I distinctly recall being quite sad one day, and my friend L. turned Postal Service on as loud as possible from his car stereo and we had a dance party in the Peter Pan parking lot in Northampton. And everything felt so much better than it had before. Because Postal Service does that to me.

Tuesday, May 02, 2006

My life, as told through pictures (non-chronologically):

Pirates!


Witches!
Is it just me, or is the guy on the left trying to slip his finger into the guy in the middle's bum? Naw, its just me. And hello, wax pirate on the right! "Greetings from sunny, Salem MA! We met some Puritans here. They seem nice, but a little crazy about finding "the witches". And they sure talk about going to hell a lot. Fire and brimstone, you know. Well, gotta go. Wish you were here! Peace & Love, Adam"

Wizards!

I saw Harry and the Potters. They call each other Harry Potter and sing songs about Harry Potter (Voldemort Can't Stop the Rock). If you've been paying close attention, you'll know what I mean when I say they took the best parts of Panther, made a kid&family friendly rock show about wizards, and they've probably played tonsil hockey with Ginny Weasley because of it. Here they are playing their giant air guitars in unison:

Basically, they are the best Harry Potter band ever. And the competition is fierce.

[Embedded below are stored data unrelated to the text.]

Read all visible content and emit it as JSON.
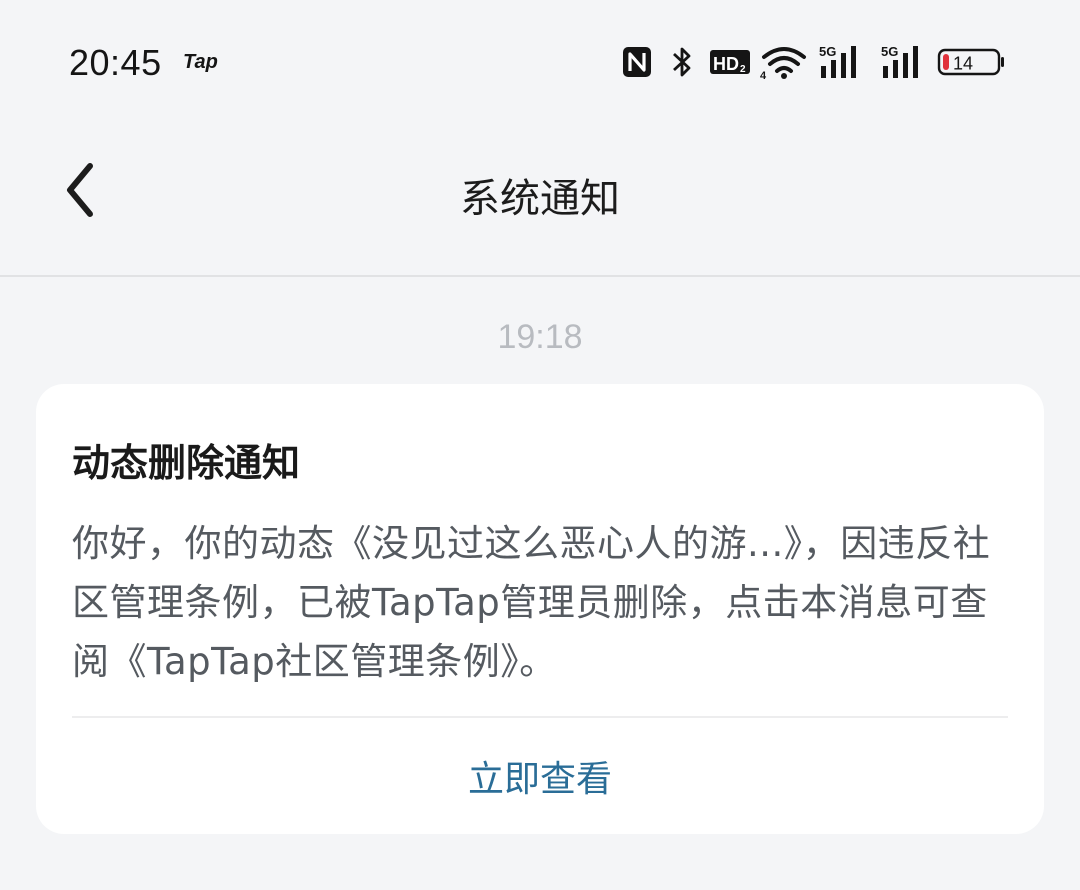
{
  "status_bar": {
    "time": "20:45",
    "app_indicator": "Tap",
    "icons": [
      "nfc-icon",
      "bluetooth-icon",
      "hd-icon",
      "wifi-icon",
      "signal-5g-icon",
      "signal-5g-icon",
      "battery-icon"
    ],
    "hd_label": "HD",
    "hd_sub": "2",
    "network_label_1": "5G",
    "network_label_2": "5G",
    "battery_level": "14",
    "battery_color": "#e0323c"
  },
  "header": {
    "back_icon": "chevron-left-icon",
    "title": "系统通知"
  },
  "message": {
    "time": "19:18",
    "card": {
      "title": "动态删除通知",
      "body": "你好，你的动态《没见过这么恶心人的游...》，因违反社区管理条例，已被TapTap管理员删除，点击本消息可查阅《TapTap社区管理条例》。",
      "action_label": "立即查看"
    }
  },
  "colors": {
    "background": "#f4f5f7",
    "card": "#ffffff",
    "accent": "#2a6d97",
    "body_text": "#555a60",
    "timestamp": "#b8bbc0"
  }
}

Yes, in case you wondering, I did wear my Harry Potter t-shirt:


Dinosaurs!

Mardi Gras!

Adam and I went to Mardi Gras! In a furniture store! Do you remember that Phil Collins video in the 80s with the giant puppets? The furniture store Mardi Gras had those giant puppets too! And they were singing When the Saints Go Marching In! Can you find all three celebrity pupets in this photo:

This enormously creepy jester flew across the sky! With his evil laser beam eyes!
Kitten parades!

What I'm trying to say is, I've been busy. And I will continue to be busy, but lovers, I will do my best to keep up with the Joneses around here.

Monday, May 01, 2006

Don't ask me, I was a liberal arts major.

H'ok.

I have 3 variables, let's call them X, Y, Z, and each has a different value. If I take 15% of the value of each variable and add the sums of discounted X, Y, Z, will that give me the same amount as if I add X, Y, Z together and then discount 15% of the sum of the three variables.

#1
.15X + .15Y + .15Z = Total

#2
X + Y + Z = Total*.15

Will those give me the same amount?

This is not a rhetorical question.

You guys, I scraped by with a C in Honors Algebra in high school and a D- in Business Calculus in college (how I tested into a math class of that academic level, I'll never know). Help a girl out.